Tuesday, December 7, 2010

A little aspirin a day 'cuts cancer risk'

BBC News - Small daily aspirin dose 'cuts cancer risk'

A small daily dose of aspirin - 75mg - substantially reduces death rates from a range of common cancers, a study suggests.

Research at Oxford University and other centres found that it cut overall cancer deaths by at least a fifth.

Those patients who were given aspirin had a 25% lower risk of death from cancer during the trial period and a 10% reduction in death from any cause compared to patients who were not given the drug.

The risk of cancer death was reduced by 20% over 20 years.
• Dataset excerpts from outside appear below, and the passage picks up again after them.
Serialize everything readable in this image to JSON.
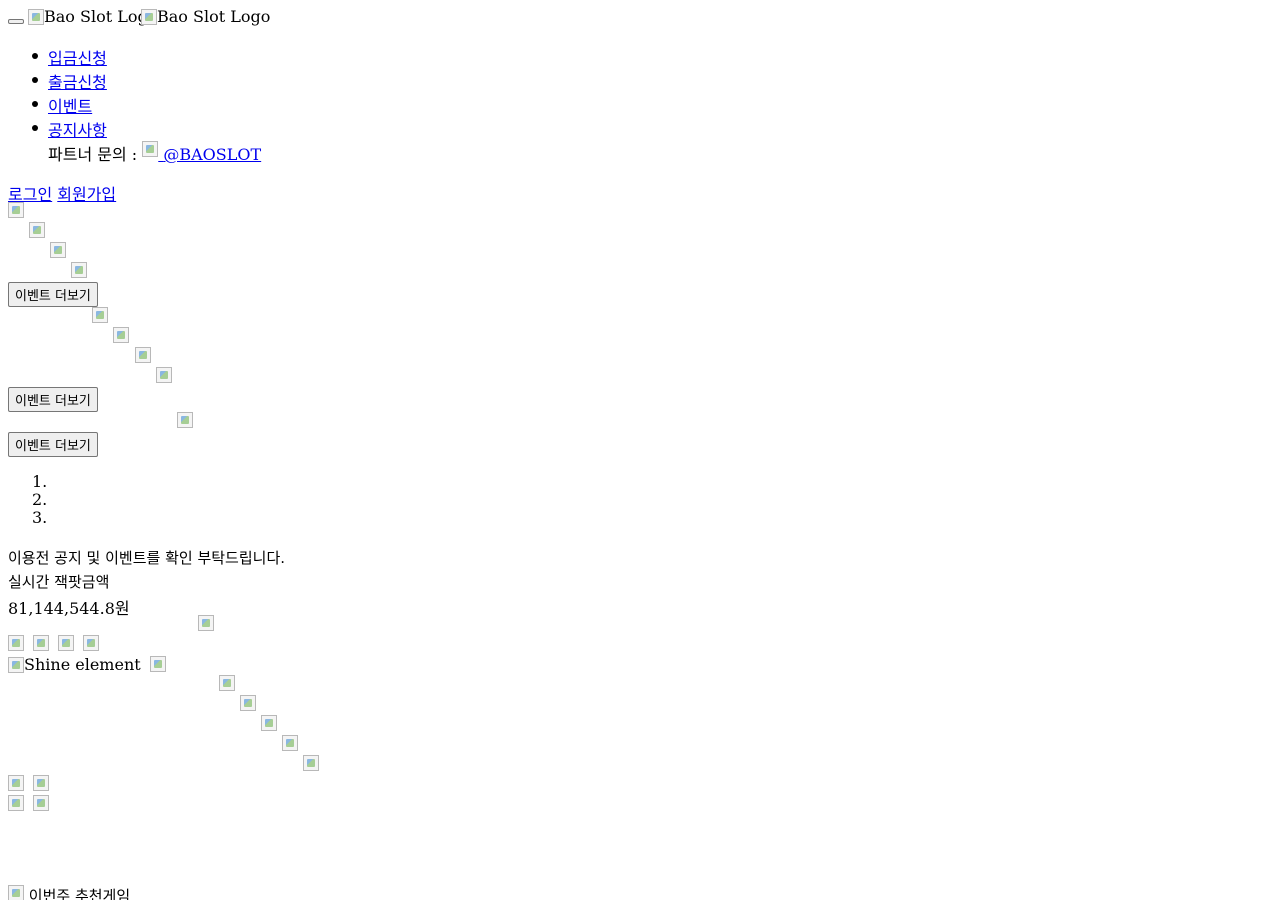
{
  "header": {
    "logo_alt_1": "Bao Slot Logo",
    "logo_alt_2": "Bao Slot Logo"
  },
  "nav": {
    "items": [
      {
        "label": "입금신청"
      },
      {
        "label": "출금신청"
      },
      {
        "label": "이벤트"
      },
      {
        "label": "공지사항"
      }
    ],
    "partner_label": "파트너 문의 :",
    "partner_link": "@BAOSLOT"
  },
  "auth": {
    "login": "로그인",
    "signup": "회원가입"
  },
  "events": {
    "more_label": "이벤트 더보기"
  },
  "carousel": {
    "indicators": [
      "1.",
      "2.",
      "3."
    ]
  },
  "notice": {
    "text": "이용전 공지 및 이벤트를 확인 부탁드립니다."
  },
  "jackpot": {
    "label": "실시간 잭팟금액",
    "amount": "81,144,544.8원"
  },
  "shine": {
    "alt": "Shine element"
  },
  "recommend": {
    "title": "이번주 추천게임"
  }
}
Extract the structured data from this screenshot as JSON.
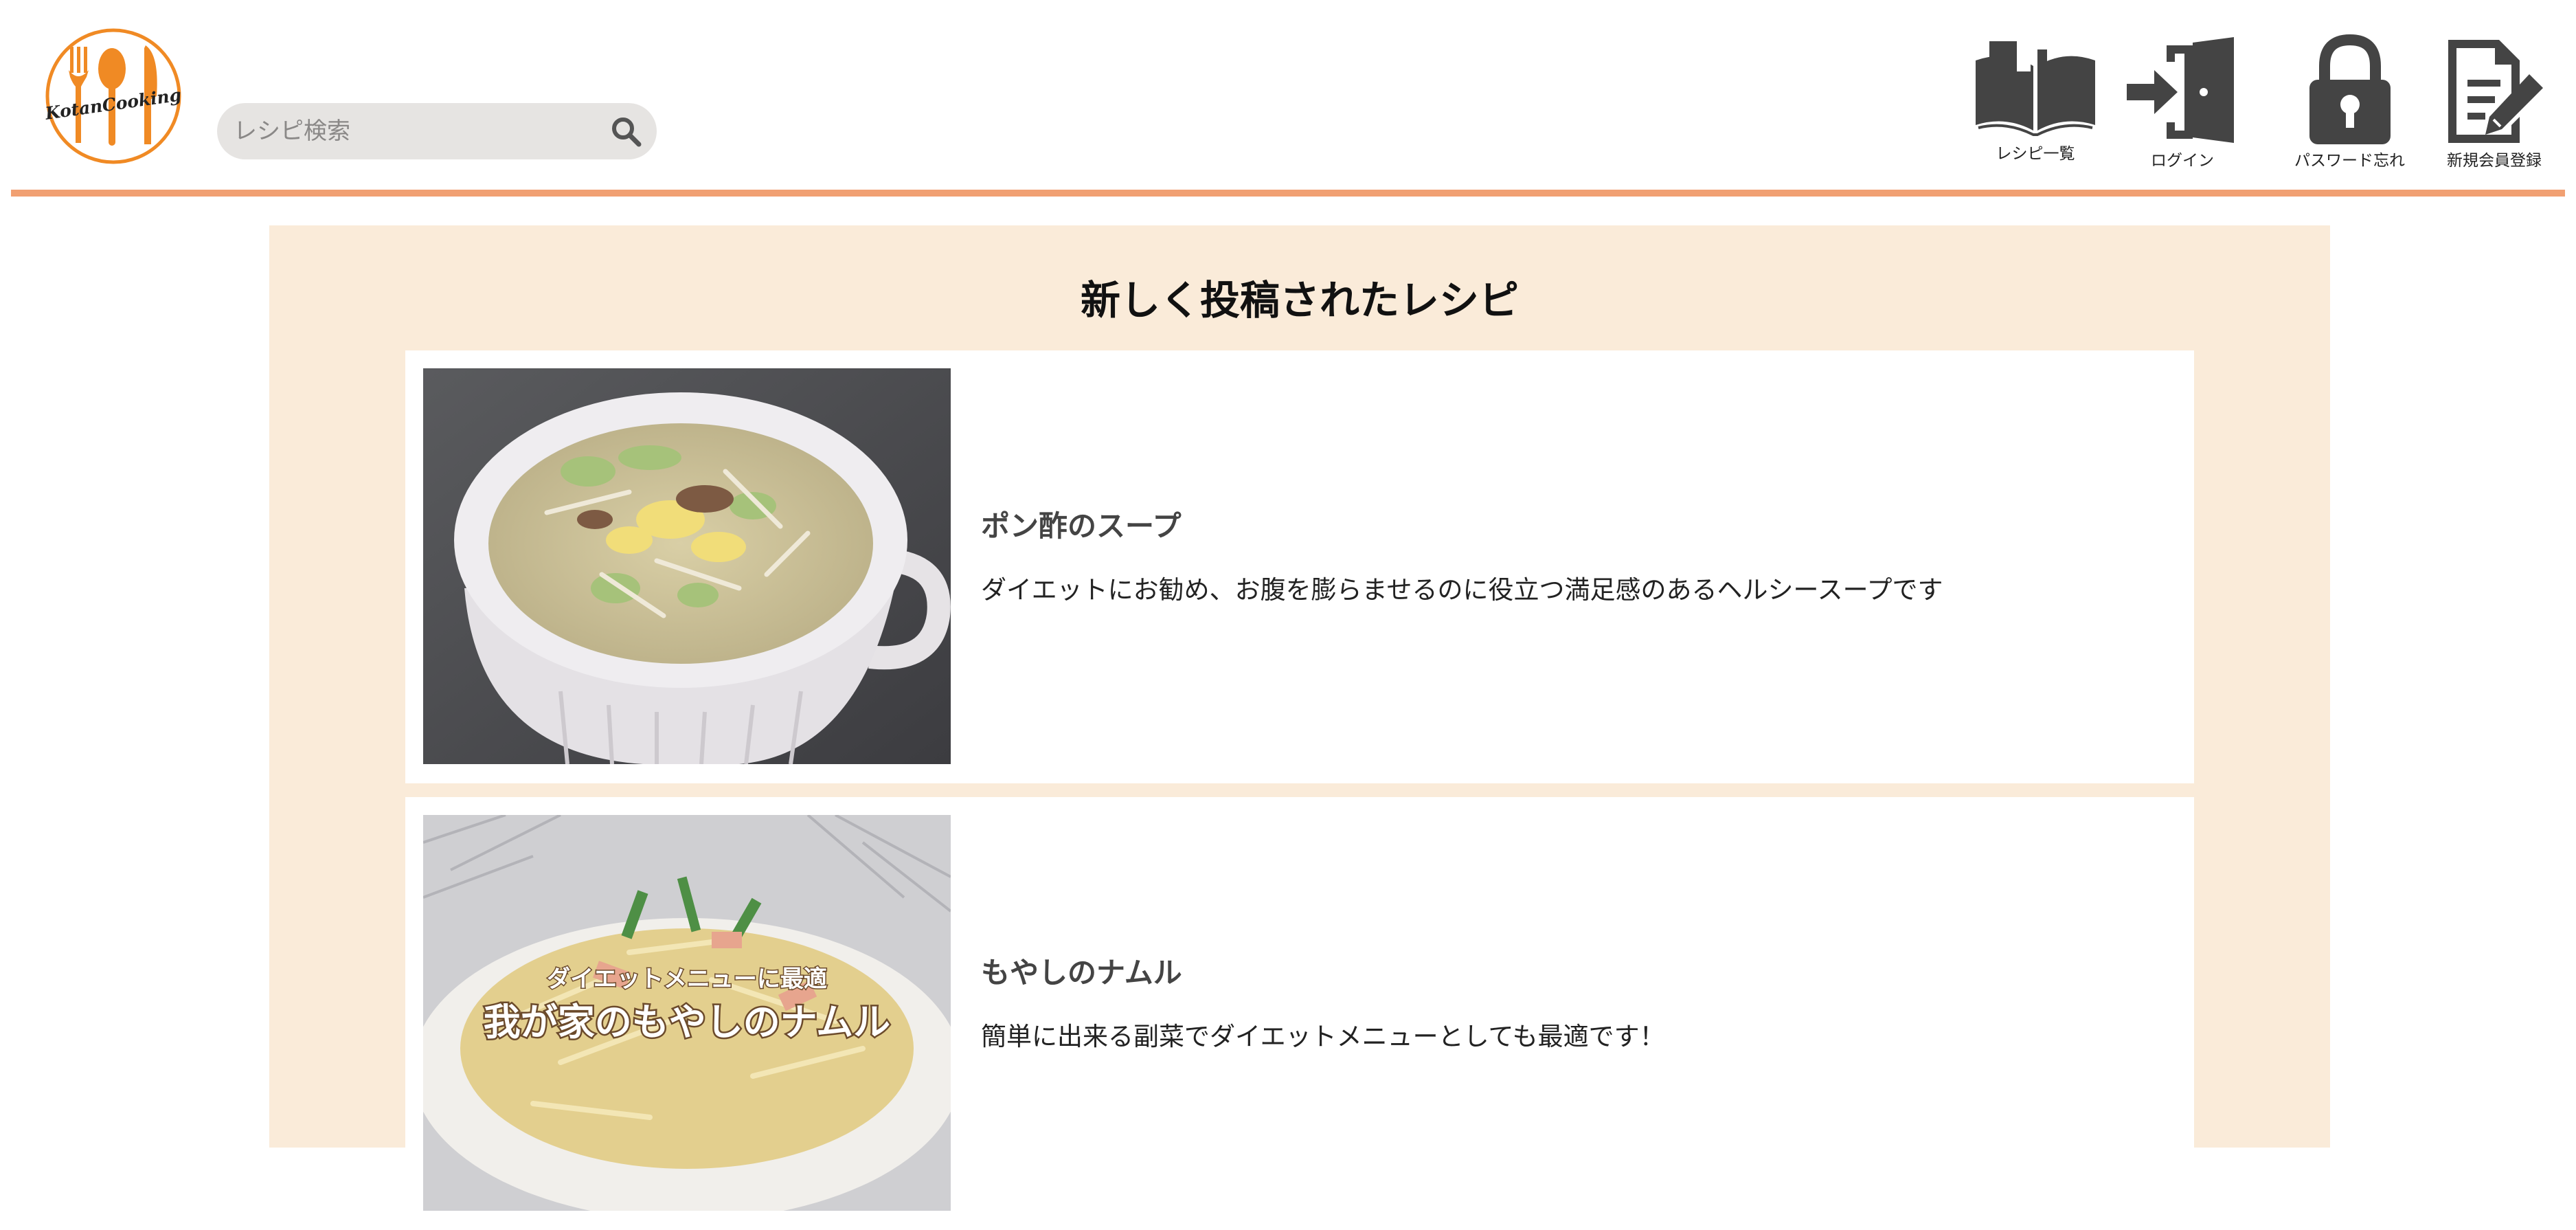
{
  "brand": {
    "logo_text": "KotanCooking",
    "accent_color": "#f08a24"
  },
  "search": {
    "placeholder": "レシピ検索",
    "icon": "search-icon"
  },
  "nav": [
    {
      "label": "レシピ一覧",
      "icon": "open-book-icon"
    },
    {
      "label": "ログイン",
      "icon": "login-door-icon"
    },
    {
      "label": "パスワード忘れ",
      "icon": "padlock-icon"
    },
    {
      "label": "新規会員登録",
      "icon": "signup-document-pen-icon"
    }
  ],
  "colors": {
    "divider": "#f1a072",
    "panel_bg": "#faebd9",
    "icon": "#444444"
  },
  "main": {
    "title": "新しく投稿されたレシピ",
    "recipes": [
      {
        "title": "ポン酢のスープ",
        "description": "ダイエットにお勧め、お腹を膨らませるのに役立つ満足感のあるヘルシースープです",
        "image": "soup-bowl-photo"
      },
      {
        "title": "もやしのナムル",
        "description": "簡単に出来る副菜でダイエットメニューとしても最適です！",
        "image": "bean-sprout-namul-photo",
        "image_caption_small": "ダイエットメニューに最適",
        "image_caption_large": "我が家のもやしのナムル"
      }
    ]
  }
}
For individual cancers the reduction was about 40% for bowel cancer, 30% for lung cancer, 10% for prostate cancer and 60% for oesophageal cancer.

The reductions in pancreas, stomach and brain cancers were difficult to quantify because of smaller numbers of deaths.

There was also not enough data to show an effect on breast or ovarian cancer and the authors suggest this is because there were not enough women on the trials. Large-scale studies investigating the effects on these cancers are under way.

Professor Rothwell said he was not urging healthy middle-aged adults to immediately start taking aspirin, but said the evidence on cancer "tips things towards it being well worth it". The benefit in cancer reduction were found from a low daily dose of 75mg.